Os medicamentos GLP-1, como a semaglutida (Ozempic, Wegovy e Rybelsus), comumente prescritos para diabetes e obesidade, também podem estar associados a melhores resultados de saúde mental, de acordo com um novo estudo. O estudo descobriu que as pessoas que usavam essas drogas tinham menos probabilidade de visitar hospitais psiquiátricos e menos probabilidade de faltar ao trabalho devido a problemas de saúde mental. A análise em grande escala foi realizada por pesquisadores da Universidade da Finlândia Oriental, do Instituto Karolinska em Estocolmo e da Universidade Griffith na Austrália.
A obesidade e o diabetes estão associados a um maior risco de problemas de saúde mental. Ao mesmo tempo, as pessoas com transtornos mentais têm maior probabilidade de desenvolver doenças metabólicas, como obesidade e diabetes. Os cientistas há muito exploram como estas condições se sobrepõem e se os tratamentos de saúde física também podem afetar o bem-estar mental.
Para investigar esta ligação, os investigadores analisaram dados de quase 100.000 pessoas, incluindo mais de 20.000 que usaram medicamentos GLP-1. Os participantes foram acompanhados usando os Registros Médicos Nacionais Suecos de 2009 a 2022.

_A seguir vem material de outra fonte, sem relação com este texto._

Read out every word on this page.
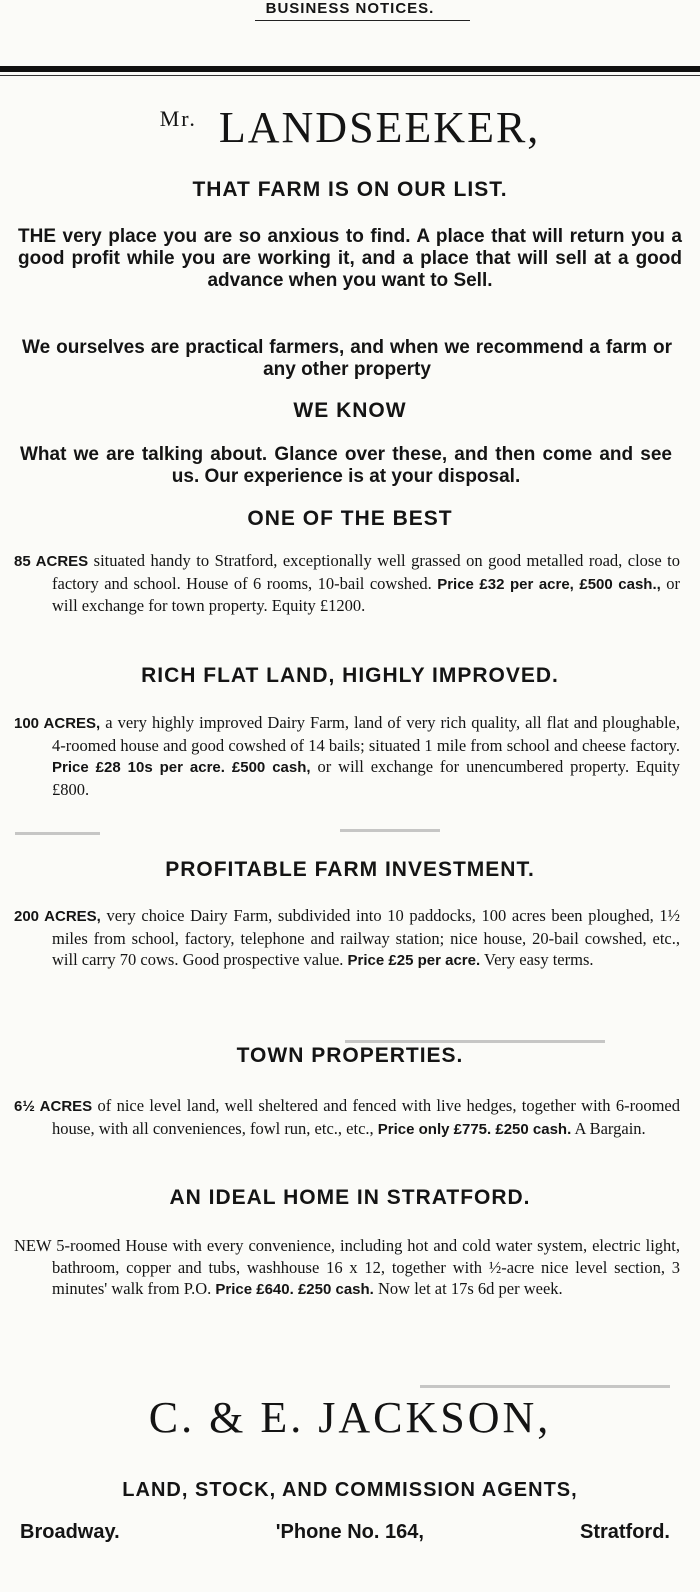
BUSINESS NOTICES.
$^{Mr.}$ LANDSEEKER,
THAT FARM IS ON OUR LIST.
THE very place you are so anxious to find. A place that will return you a good profit while you are working it, and a place that will sell at a good advance when you want to Sell.
We ourselves are practical farmers, and when we recommend a farm or any other property
WE KNOW
What we are talking about. Glance over these, and then come and see us. Our experience is at your disposal.
ONE OF THE BEST
85 ACRES situated handy to Stratford, exceptionally well grassed on good metalled road, close to factory and school. House of 6 rooms, 10-bail cowshed. Price £32 per acre, £500 cash., or will exchange for town property. Equity £1200.
RICH FLAT LAND, HIGHLY IMPROVED.
100 ACRES, a very highly improved Dairy Farm, land of very rich quality, all flat and ploughable, 4-roomed house and good cowshed of 14 bails; situated 1 mile from school and cheese factory. Price £28 10s per acre. £500 cash, or will exchange for unencumbered property. Equity £800.
PROFITABLE FARM INVESTMENT.
200 ACRES, very choice Dairy Farm, subdivided into 10 paddocks, 100 acres been ploughed, 1½ miles from school, factory, telephone and railway station; nice house, 20-bail cowshed, etc., will carry 70 cows. Good prospective value. Price £25 per acre. Very easy terms.
TOWN PROPERTIES.
6½ ACRES of nice level land, well sheltered and fenced with live hedges, together with 6-roomed house, with all conveniences, fowl run, etc., etc., Price only £775. £250 cash. A Bargain.
AN IDEAL HOME IN STRATFORD.
NEW 5-roomed House with every convenience, including hot and cold water system, electric light, bathroom, copper and tubs, washhouse 16 x 12, together with ½-acre nice level section, 3 minutes' walk from P.O. Price £640. £250 cash. Now let at 17s 6d per week.
C. & E. JACKSON,
LAND, STOCK, AND COMMISSION AGENTS,
Broadway.	'Phone No. 164,	Stratford.
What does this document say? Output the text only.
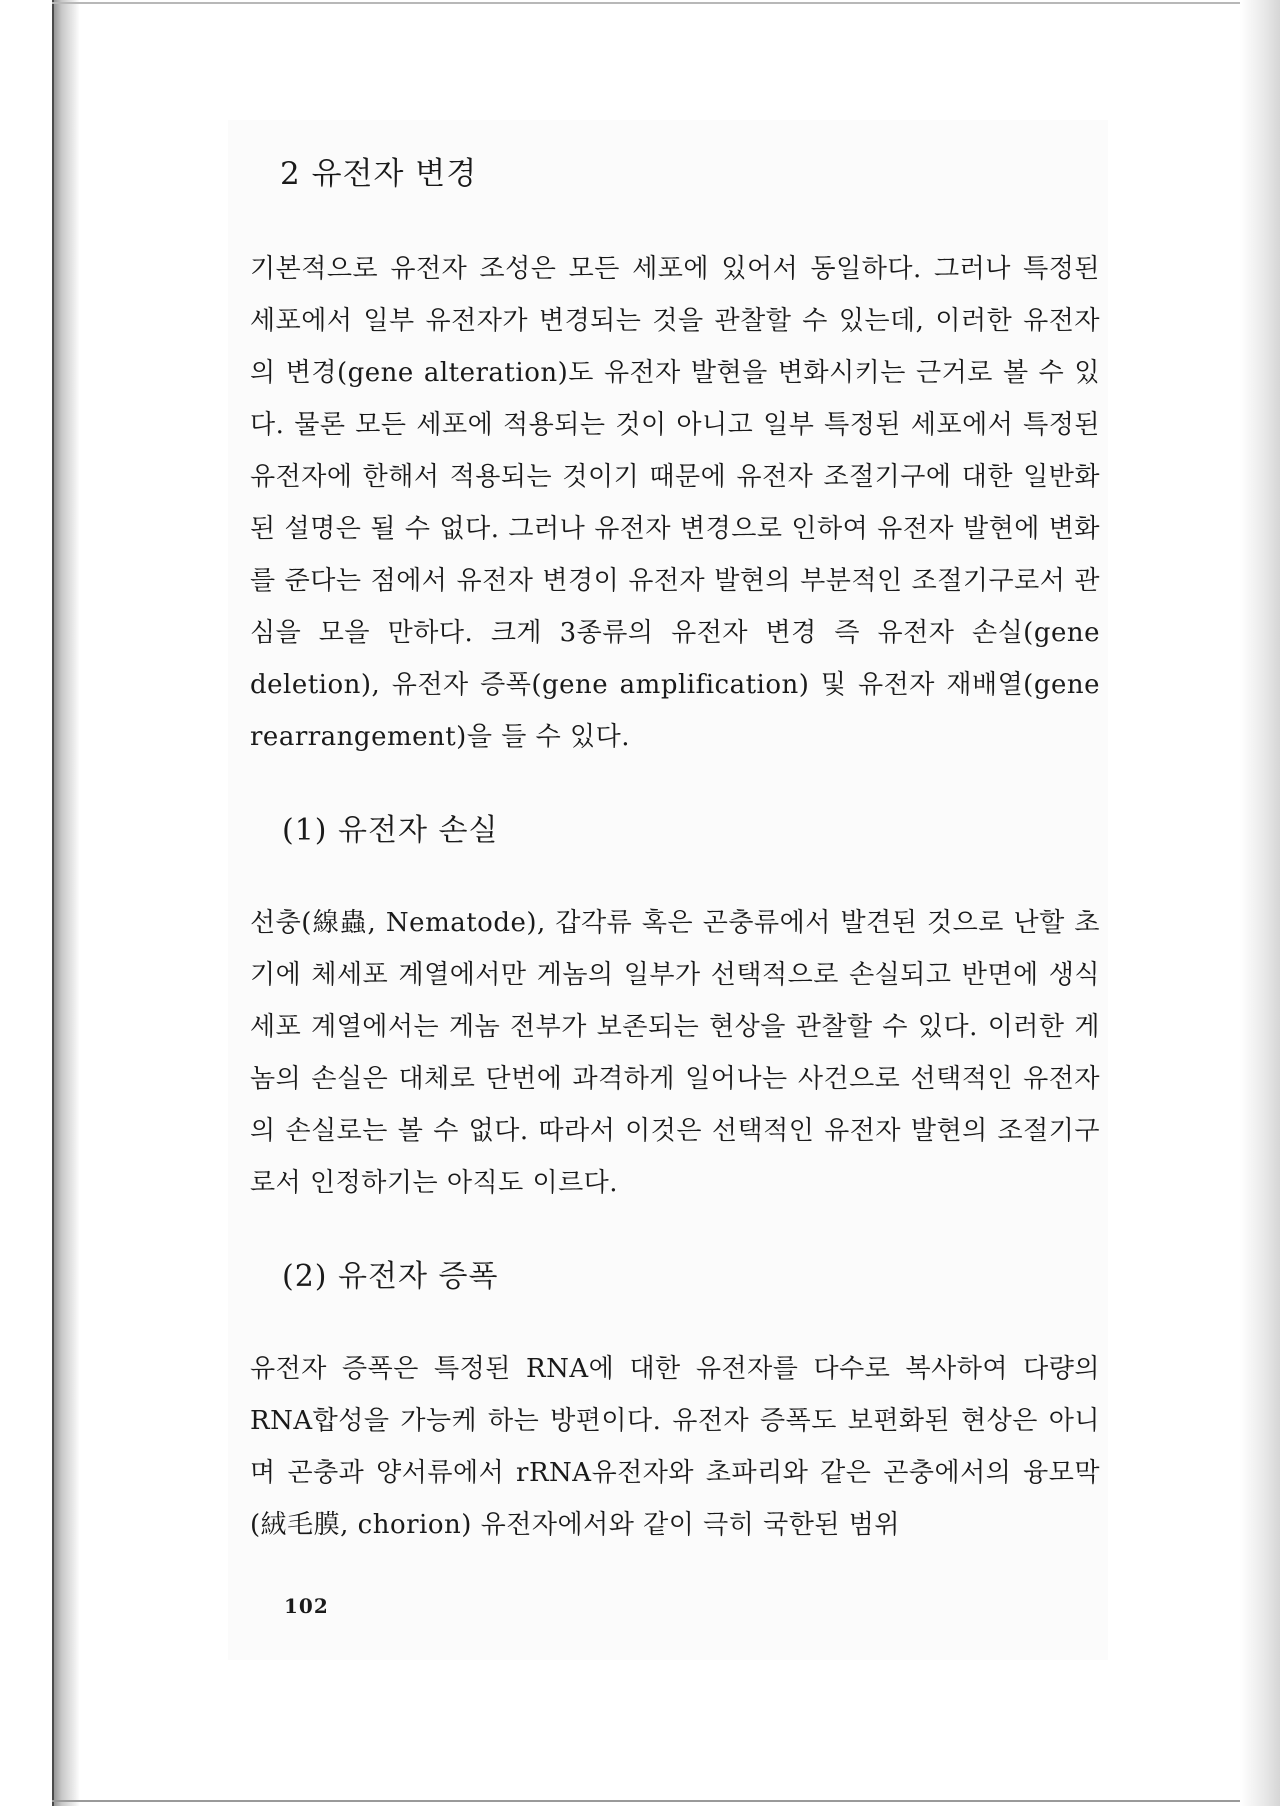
2 유전자 변경

기본적으로 유전자 조성은 모든 세포에 있어서 동일하다. 그러나 특정된 세포에서 일부 유전자가 변경되는 것을 관찰할 수 있는데, 이러한 유전자의 변경(gene alteration)도 유전자 발현을 변화시키는 근거로 볼 수 있다. 물론 모든 세포에 적용되는 것이 아니고 일부 특정된 세포에서 특정된 유전자에 한해서 적용되는 것이기 때문에 유전자 조절기구에 대한 일반화된 설명은 될 수 없다. 그러나 유전자 변경으로 인하여 유전자 발현에 변화를 준다는 점에서 유전자 변경이 유전자 발현의 부분적인 조절기구로서 관심을 모을 만하다. 크게 3종류의 유전자 변경 즉 유전자 손실(gene deletion), 유전자 증폭(gene amplification) 및 유전자 재배열(gene rearrangement)을 들 수 있다.

(1) 유전자 손실

선충(線蟲, Nematode), 갑각류 혹은 곤충류에서 발견된 것으로 난할 초기에 체세포 계열에서만 게놈의 일부가 선택적으로 손실되고 반면에 생식세포 계열에서는 게놈 전부가 보존되는 현상을 관찰할 수 있다. 이러한 게놈의 손실은 대체로 단번에 과격하게 일어나는 사건으로 선택적인 유전자의 손실로는 볼 수 없다. 따라서 이것은 선택적인 유전자 발현의 조절기구로서 인정하기는 아직도 이르다.

(2) 유전자 증폭

유전자 증폭은 특정된 RNA에 대한 유전자를 다수로 복사하여 다량의 RNA합성을 가능케 하는 방편이다. 유전자 증폭도 보편화된 현상은 아니며 곤충과 양서류에서 rRNA유전자와 초파리와 같은 곤충에서의 융모막(絨毛膜, chorion) 유전자에서와 같이 극히 국한된 범위

102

Redução da ansiedade na depressão e cuidados psiquiátricos
Os resultados mostraram que os medicamentos GLP-1, particularmente a semaglutida, foram associados a menos visitas a hospitais psiquiátricos e à redução de faltas por doença. Nos períodos em que as pessoas tomaram semaglutida, a necessidade desses cuidados diminuiu 42% em comparação aos períodos sem uso do GLP-1. O risco de depressão diminuiu 44%, enquanto os transtornos de ansiedade diminuíram 38%.
Menor risco de uso de substâncias e comportamento suicida
O estudo também encontrou uma redução acentuada nos transtornos por uso de substâncias entre os usuários de semaglutida. As hospitalizações relacionadas ao uso de substâncias e o absenteísmo no trabalho foram 47% menores durante os períodos de tratamento. Além disso, os agonistas dos receptores GLP-1 foram associados a um risco reduzido de comportamento suicida.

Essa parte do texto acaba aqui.